Tuvo razón el presidente de Estados Unidos Barack Obama, cuando contestó que no puede oprimir un botón para restituir en el poder al depuesto presidente de Honduras Manuel Zelaya.
Como es del conocimiento, el mandatario hondureño fue defenestrado del poder por un movimiento nacional que incluye a la Suprema Corte de Justicia, al Congreso y al Ejército de su país, así como una amplia base social en la que está incluido el propio partido que en su momento llevó al poder a Zelaya.
El repudio que redujo al siete por ciento la aceptación de los hondureños por su presidente, llegó al máximo en virtud de los intentos de Zelaya por reformar la Constitución Hondureña, como antes hicieron en sus respectivos países Hugo Chávez, Evo Morales y César Correa, siguiendo un modelo que amenaza desembocar en gobiernos autoritarios basados en un caudillaje personal y vitalicio, de acuerdo al modelo castrista de Cuba que gime bajo la dictadura más vieja del planeta.
Los hondureños aseguran que procedieron de manera institucional y conforme a sus propias leyes al deponer a Zelaya, y el Gobierno que en la actualidad opera basa su legitimidad en dicha apreciación, así como en el carácter incruento tanto de la expulsión del mandatario, como de la permanencia del Gobierno en funciones.
Los organismos que representan a la comunidad internacional no reconocen que en el caso se hayan respetado las formas legales, razón por la cual condenaron el movimiento como Golpe de Estado aunque se han abstenido de actuar militarmente, limitados en virtud de los principios del Derecho Internacional, relativos a la no intervención y la autodeterminación de los pueblos.
Lo curioso es que el actual escenario parece no dar satisfacción ni a quienes simpatizan con el Gobierno hondureño en funciones que quisieran verlo reconocido por los organismos internacionales, ni a los partidarios de Manuel Zelaya, entre quienes se cuentan algunos de los mismos que a conveniencia han sido críticos acérrimos del "imperialismo yanqui", y que hoy piden a gritos que los Estados Unidos intervengan militarmente.

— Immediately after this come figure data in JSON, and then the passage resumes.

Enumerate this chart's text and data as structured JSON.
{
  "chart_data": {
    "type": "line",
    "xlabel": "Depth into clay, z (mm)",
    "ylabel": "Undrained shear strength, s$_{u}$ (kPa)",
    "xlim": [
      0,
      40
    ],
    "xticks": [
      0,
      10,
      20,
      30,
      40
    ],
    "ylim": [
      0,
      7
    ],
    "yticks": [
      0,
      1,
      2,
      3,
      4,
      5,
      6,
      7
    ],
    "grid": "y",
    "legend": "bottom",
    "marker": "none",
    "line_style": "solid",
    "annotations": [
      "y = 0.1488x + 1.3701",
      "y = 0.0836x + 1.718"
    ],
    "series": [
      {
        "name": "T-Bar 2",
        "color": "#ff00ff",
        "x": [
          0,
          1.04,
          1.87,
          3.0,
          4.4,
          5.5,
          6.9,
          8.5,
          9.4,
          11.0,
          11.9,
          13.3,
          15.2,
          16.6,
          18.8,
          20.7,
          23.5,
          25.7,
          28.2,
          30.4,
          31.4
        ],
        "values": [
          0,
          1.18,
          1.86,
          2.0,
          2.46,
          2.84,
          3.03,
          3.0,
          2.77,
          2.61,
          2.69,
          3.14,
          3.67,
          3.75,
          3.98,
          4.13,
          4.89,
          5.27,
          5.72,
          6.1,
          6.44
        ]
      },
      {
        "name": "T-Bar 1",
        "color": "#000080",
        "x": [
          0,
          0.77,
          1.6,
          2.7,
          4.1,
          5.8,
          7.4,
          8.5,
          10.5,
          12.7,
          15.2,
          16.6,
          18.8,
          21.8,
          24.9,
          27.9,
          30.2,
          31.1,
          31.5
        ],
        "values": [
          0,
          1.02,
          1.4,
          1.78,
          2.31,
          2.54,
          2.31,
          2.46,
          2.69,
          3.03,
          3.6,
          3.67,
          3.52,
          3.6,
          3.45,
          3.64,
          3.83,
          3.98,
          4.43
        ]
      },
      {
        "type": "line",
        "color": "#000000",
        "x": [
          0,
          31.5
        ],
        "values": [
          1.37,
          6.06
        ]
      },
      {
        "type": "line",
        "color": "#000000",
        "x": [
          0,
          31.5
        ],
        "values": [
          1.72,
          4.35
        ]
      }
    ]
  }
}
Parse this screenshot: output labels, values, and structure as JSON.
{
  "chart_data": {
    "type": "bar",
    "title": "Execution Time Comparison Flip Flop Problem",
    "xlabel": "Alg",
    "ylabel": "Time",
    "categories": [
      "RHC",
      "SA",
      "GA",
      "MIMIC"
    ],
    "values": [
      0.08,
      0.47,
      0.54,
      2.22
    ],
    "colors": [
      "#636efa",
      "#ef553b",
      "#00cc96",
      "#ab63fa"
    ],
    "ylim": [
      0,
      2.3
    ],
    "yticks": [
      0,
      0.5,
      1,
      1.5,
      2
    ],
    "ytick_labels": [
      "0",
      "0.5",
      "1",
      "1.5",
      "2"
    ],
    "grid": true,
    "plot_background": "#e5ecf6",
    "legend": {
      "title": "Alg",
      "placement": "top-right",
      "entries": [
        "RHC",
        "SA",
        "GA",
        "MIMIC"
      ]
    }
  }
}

Esta insatisfacción generalizada, deriva de que pocas son las personas que entienden y aceptan que el derecho internacional como todo sistema jurídico no pasa de ser un instrumento normativo al servicio del hombre en su doble vertiente individual y colectiva, y como tal las leyes no son "nana" de nadie, sino que cada ser humano y cada comunidad, ciudad, país o conjunto de países, somos dueños y responsables de nuestro propio destino.
El asunto de Honduras no puede ser resuelto a la medida de cada una de las partes en pugna, porque acontece en un escenario en el que la configuración del nuevo orden mundial que emergente a raíz de la terminación de la Guerra Fría, acusa el fin de los imperios y demanda la responsabilidad compartida de todos los actores sin excepción, grandes y pequeños, ricos y pobres y todo ello, en el marco de un sistema de justicia que toma en cuenta los múltiples intereses de todos los que participan.
Ese nuevo orden mundial no termina de cuajar ni en su diseño y menos en su operación práctica, por lo que habrá que luchar por él y seguir construyéndolo y entre tanto, los utopistas creyentes en las soluciones mágicas, dogmáticas o por decreto de los problemas sociales y políticos, tendrán que esperar.